Perturbation theory approximates a solution by expanding around a known answer in powers of a small parameter. The series diverges — the coefficients grow so fast that summing all terms gives infinity rather than a finite answer. For decades, divergence was treated as a deficiency: the method breaks down, and you need something else to reach the non-perturbative regime.
Resurgence says the divergence is not a breakdown. It is information. Schwick (2026) constructs non-perturbative partition functions for the Virasoro minimal string and shows that negative-tension D-branes — non-perturbative objects that cannot appear at any finite order of perturbation theory — leave their signatures in the pattern of divergence of the perturbative series itself.

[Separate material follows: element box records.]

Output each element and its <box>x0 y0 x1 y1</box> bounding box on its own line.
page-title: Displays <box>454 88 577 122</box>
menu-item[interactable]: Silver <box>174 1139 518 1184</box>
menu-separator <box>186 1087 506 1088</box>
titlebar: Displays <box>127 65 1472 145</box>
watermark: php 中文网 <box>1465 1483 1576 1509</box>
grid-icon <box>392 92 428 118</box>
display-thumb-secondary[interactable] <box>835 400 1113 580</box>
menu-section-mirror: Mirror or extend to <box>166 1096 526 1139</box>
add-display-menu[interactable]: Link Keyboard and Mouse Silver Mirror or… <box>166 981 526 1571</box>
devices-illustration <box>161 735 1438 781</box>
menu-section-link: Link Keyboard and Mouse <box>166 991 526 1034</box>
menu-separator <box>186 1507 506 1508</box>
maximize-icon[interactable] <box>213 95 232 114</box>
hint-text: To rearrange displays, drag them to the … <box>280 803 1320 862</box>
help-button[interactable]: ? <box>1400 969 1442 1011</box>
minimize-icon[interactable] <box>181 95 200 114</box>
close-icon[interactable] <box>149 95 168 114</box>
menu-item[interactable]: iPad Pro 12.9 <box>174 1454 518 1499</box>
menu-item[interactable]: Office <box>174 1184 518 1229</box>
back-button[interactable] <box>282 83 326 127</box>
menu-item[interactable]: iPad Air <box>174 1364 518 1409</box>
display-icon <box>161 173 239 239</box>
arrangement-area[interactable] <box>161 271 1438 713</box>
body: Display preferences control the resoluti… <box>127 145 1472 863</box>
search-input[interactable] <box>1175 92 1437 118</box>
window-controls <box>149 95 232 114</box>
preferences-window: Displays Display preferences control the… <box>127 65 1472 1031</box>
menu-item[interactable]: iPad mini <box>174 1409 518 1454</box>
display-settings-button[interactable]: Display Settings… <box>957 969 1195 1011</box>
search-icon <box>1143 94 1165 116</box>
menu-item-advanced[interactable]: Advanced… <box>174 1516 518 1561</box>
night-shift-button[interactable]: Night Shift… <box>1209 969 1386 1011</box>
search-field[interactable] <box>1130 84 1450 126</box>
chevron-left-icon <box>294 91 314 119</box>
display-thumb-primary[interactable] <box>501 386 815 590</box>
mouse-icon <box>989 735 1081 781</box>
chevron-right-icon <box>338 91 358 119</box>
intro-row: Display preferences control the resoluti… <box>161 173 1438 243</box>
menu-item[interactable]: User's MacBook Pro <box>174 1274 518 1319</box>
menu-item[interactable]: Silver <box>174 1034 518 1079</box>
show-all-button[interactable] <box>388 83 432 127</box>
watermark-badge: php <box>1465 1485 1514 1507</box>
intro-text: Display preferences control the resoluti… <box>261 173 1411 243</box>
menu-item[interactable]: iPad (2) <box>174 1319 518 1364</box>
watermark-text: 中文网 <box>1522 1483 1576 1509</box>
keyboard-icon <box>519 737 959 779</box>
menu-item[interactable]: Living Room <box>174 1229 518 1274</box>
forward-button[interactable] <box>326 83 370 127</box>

The perturbative series knows about the non-perturbative objects. It encodes their properties in the specific way it fails to converge.
The mechanism is precise: the coefficients of the divergent series grow at rates controlled by the actions (energies) of the non-perturbative objects. A D-brane with action S produces a factorial growth in the perturbative coefficients that goes as n! × S^(-n). Different non-perturbative objects produce different growth patterns. Reading the divergence carefully — through Borel summation and lateral resummation — reconstructs the non-perturbative sector from the perturbative data alone. The failure and the knowledge are the same data.
The general principle: a method that appears to fail at its boundary can encode, in the pattern of its failure, exactly the information needed to extend it beyond that boundary. Divergence is not the absence of an answer. It is the answer in a form that requires a different reading.